La soluzione più adatta sarebbe tuttavia una struttura che possa ospitare per tutto il giorno gli ospiti impegnandoli dal punto di vista pratico. «Vorremmo creare un centro diurno in cui ci possano essere delle attività concrete, in cui possano leggere libri e anche vedere la televisione, sarebbero affiancati dai ragazzi del servizio civile – continua Gianni Pinto – ci stiamo lavorando e speriamo di poterlo avviare il prima possibile perchè sarebbe per loro l’occasione per tornare ad acquisire la dignità, ma per farlo bisogna che si sentano di nuovo parte integrante della comunità cittadina».
Non sono stranieri, non sono clochard che vivono di stazione in stazione. Sono persone della città, termolesi che nel giro di qualche anno si sono ritrovati senza nulla. «Hanno perso tutto, non hanno una casa e perciò la residenza che gli garantirebbe il medico di base e alcuni benefici anche a livello economico. Molti di loro – aggiunge Gianni Pinto – si sono separati da mogli e mariti, spesso per lutti molto dolorosi. Le donne sono le più forti e non si lasciano abbattere, anche se questo capita; gli uomini invece si lasciano andare e così finisce che iniziano a bere, anche perché è l’unico modo per riscaldarsi, se bevono sono al caldo e si addormentano, così passano le ore e non se ne accorgono. Devono tornare a sentirsi parte di un tessuto sociale, serve tempo e tante energie, speriamo di poter realizzare tutto ciò in tempi brevi».
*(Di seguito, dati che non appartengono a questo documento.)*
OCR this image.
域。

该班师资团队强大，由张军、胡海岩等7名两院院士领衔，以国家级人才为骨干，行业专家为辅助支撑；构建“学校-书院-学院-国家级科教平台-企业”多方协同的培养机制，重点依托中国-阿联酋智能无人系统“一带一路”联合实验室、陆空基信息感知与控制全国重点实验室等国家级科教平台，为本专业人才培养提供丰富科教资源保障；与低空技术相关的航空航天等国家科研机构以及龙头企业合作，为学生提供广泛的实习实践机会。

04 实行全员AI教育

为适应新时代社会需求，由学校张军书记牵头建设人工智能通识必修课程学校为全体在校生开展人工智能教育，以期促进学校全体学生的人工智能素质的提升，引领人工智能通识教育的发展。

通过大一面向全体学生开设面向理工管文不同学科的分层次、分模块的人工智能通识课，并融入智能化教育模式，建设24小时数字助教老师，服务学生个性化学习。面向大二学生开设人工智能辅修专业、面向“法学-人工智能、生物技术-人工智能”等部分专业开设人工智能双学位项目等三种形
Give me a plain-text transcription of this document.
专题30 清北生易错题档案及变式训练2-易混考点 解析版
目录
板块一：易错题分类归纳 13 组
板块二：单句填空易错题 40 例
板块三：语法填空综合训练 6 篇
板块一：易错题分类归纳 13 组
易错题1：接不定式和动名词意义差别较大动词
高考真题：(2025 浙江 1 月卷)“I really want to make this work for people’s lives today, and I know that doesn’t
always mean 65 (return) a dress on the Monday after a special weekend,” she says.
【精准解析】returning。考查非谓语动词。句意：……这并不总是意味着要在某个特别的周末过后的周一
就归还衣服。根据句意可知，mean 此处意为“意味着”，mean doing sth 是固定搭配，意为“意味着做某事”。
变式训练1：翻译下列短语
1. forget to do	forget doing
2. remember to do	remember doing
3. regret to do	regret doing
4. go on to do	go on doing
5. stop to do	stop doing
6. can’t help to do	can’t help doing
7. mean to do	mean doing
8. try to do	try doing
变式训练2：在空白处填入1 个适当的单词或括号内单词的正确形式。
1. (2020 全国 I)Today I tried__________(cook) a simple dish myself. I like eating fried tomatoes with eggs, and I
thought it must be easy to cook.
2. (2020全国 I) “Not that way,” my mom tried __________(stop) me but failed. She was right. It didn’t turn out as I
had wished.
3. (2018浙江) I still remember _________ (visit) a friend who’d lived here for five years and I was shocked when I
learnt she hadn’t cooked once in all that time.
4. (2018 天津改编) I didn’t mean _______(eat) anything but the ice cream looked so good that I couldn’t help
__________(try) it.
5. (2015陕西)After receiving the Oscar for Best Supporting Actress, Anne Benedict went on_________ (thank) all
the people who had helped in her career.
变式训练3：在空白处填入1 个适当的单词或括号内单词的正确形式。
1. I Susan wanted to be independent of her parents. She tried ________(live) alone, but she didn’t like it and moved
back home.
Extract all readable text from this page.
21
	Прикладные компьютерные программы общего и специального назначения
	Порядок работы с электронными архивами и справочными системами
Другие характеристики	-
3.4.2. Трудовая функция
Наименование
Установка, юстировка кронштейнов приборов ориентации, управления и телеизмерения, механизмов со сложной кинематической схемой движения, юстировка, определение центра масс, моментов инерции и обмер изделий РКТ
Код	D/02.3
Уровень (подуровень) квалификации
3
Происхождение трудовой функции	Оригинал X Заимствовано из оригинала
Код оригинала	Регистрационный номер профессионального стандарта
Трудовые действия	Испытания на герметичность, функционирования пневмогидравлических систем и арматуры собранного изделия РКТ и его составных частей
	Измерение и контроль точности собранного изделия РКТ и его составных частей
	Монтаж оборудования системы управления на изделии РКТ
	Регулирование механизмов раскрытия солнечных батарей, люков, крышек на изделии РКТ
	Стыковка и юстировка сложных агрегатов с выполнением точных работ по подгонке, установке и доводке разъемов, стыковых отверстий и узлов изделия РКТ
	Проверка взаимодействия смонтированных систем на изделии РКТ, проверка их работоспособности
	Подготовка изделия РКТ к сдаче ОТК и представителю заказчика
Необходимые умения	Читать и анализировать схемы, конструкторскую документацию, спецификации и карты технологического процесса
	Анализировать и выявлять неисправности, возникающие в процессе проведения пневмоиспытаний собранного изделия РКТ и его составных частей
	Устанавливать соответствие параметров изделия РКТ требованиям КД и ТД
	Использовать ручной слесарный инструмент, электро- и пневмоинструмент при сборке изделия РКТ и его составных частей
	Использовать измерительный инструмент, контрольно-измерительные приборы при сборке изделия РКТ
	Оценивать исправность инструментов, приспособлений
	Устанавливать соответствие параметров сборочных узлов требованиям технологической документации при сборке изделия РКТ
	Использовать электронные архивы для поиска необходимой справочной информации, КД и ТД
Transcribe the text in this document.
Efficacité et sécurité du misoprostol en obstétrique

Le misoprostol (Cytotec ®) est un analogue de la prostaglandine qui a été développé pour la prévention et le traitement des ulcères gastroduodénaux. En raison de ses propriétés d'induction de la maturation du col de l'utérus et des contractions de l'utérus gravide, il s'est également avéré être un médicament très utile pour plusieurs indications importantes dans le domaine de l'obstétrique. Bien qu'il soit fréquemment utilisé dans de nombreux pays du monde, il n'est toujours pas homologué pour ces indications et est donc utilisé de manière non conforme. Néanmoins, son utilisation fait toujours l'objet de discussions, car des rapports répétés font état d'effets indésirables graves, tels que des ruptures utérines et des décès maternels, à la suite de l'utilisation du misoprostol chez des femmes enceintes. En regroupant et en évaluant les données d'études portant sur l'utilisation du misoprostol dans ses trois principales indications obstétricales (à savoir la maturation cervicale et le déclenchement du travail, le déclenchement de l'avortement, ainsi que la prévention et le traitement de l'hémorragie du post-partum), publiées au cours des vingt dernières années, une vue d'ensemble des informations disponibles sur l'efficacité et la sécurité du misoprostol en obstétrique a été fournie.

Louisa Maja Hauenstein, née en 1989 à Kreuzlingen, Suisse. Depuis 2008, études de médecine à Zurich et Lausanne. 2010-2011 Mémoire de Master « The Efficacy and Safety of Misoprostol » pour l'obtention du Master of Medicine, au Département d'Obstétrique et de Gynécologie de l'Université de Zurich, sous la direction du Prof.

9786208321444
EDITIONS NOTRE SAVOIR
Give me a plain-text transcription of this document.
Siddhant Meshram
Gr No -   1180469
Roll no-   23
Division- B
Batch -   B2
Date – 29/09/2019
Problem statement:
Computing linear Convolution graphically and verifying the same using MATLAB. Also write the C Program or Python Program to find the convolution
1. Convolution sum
Anche al dormitorio maschile della Misericordia – dove ci sono 18 posti letto – in questi giorni gli orari sono diventati flessibili, con ingressi a partire dalle 17, quando cala la sera e il freddo è sempre più intenso. Sono sei le persone, tra stranieri e italiani che hanno trovato un posto caldo e la colazione al mattino, prima di tornare di nuovo in centro e combattere contro il freddo, in silenzio.